What Is a “Religious Minority”?
Chair: Lieke Schrijvers (PhD Candidate, Department of Philosophy and Religious Studies, Utrecht University)
Room: Stijlkamer, Janskerkhof 13
‘Religious Belonging in Question: The Belonging of Multiple Religious Belonging’ – Daan F. Oostveen (PhD Candidate, Department of Beliefs and Practices, Vrije Universiteit Amsterdam)
In the contemporary globalized world, cultural and religious diversity leads to increasingly complex identities and social groups. Concerning religion, we witness the emergence of multiple religious belonging. This development calls into question the nature of religious belonging. Many scholars think of religious belonging as belonging to one of several “World Religions”. This kind of belonging answers to the desire of people who have an interest in imagining the existence of “religious traditions” to see who “belongs” to these “religions”. It has, however, often been observed that the boundaries between religious traditions are not always as strictly experienced in the everyday lives of many people on the borders of these religious traditions. In this presentation I will outline the idea of a rhizomatic belonging. Rhizomatic belonging can be seen as a strategy to reclaim individual religious belonging, to subvert the majority dominance on pigeonholing individuals into fixed religious traditions.
‘Is Giriama Traditionalism a Religion?’ – Erik Meinema (PhD Candidate, Department of Philosophy and Religious Studies, Utrecht University)
This paper focuses on the question why Giriama elders in the coastal Kenyan town Malindi make claims of sameness when comparing Giriama traditions to Islam and Christianity. I argue that elders make such claims to strengthen the idea that Giriama traditions constitute a religion equal to Islam and Christianity. They do so in a context in which Giriama practices are often condemned by Muslims and Christians as superstitious, backward, and idolatrous. Besides responding to criticism, claims of religious equality help Giriama elders to access funds, state protection, and NGO representation. However, various ideas of what religion is also subsequently shape Giriama religion/tradition.
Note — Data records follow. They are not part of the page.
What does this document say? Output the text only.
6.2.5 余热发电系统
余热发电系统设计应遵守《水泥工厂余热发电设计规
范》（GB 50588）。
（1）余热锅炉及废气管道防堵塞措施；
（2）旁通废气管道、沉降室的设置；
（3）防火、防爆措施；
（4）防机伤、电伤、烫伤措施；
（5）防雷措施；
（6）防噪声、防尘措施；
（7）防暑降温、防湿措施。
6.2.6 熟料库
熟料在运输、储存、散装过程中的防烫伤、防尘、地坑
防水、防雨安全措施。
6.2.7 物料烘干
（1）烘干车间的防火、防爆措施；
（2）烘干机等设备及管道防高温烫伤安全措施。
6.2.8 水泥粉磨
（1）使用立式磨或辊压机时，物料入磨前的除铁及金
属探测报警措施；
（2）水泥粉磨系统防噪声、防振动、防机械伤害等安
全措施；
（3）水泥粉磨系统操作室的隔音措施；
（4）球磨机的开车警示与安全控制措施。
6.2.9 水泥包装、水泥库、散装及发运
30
The ideas influence how Giriama traditions are articulated in different contexts, how ‘traditionalism’ takes presence in urban landscapes, how Giriama authority is institutionalized, and how communal unity is envisioned within and beyond ethno-religious boundaries. This paper reflects on how these processes influence interreligious co-existence in Malindi.
‘New Wine in Old Cauldrons: Changing Self-Legitimations of Wicca as a Genuine Religion (1968-2008)’ – Léon A. van Gulik (Lecturer, University of Applied Sciences Inholland, Rotterdam) and Leonard van ’t Hul (PhD Candidate, Amsterdam School of History, University of Amsterdam)
Contested historical claims and genealogical strive were part and parcel of the development of Wicca. From its inception onwards, adherents of this postmodern nature religion were highly motivated to legitimize and locate their faith within the wider religious landscape. Through a historical content analysis of an extensive corpus of emic publications—i.e., books and magazines that were published in the religion’s country of origin, the UK, in the last 40 years—we assess the historical development of this self-justification. We show that claims of legitimation can ideal typically be grouped into either truth or utility claims, although the character and content of those claims shifted profoundly over the years. Especially intriguing is the waning presence of ‘religious Others’ in both kinds of self-legitimation, as tightly constructed factual narratives are beginning to give way to impressionistic narratives about how the movement contributes to self-realization and the joy of being a witch.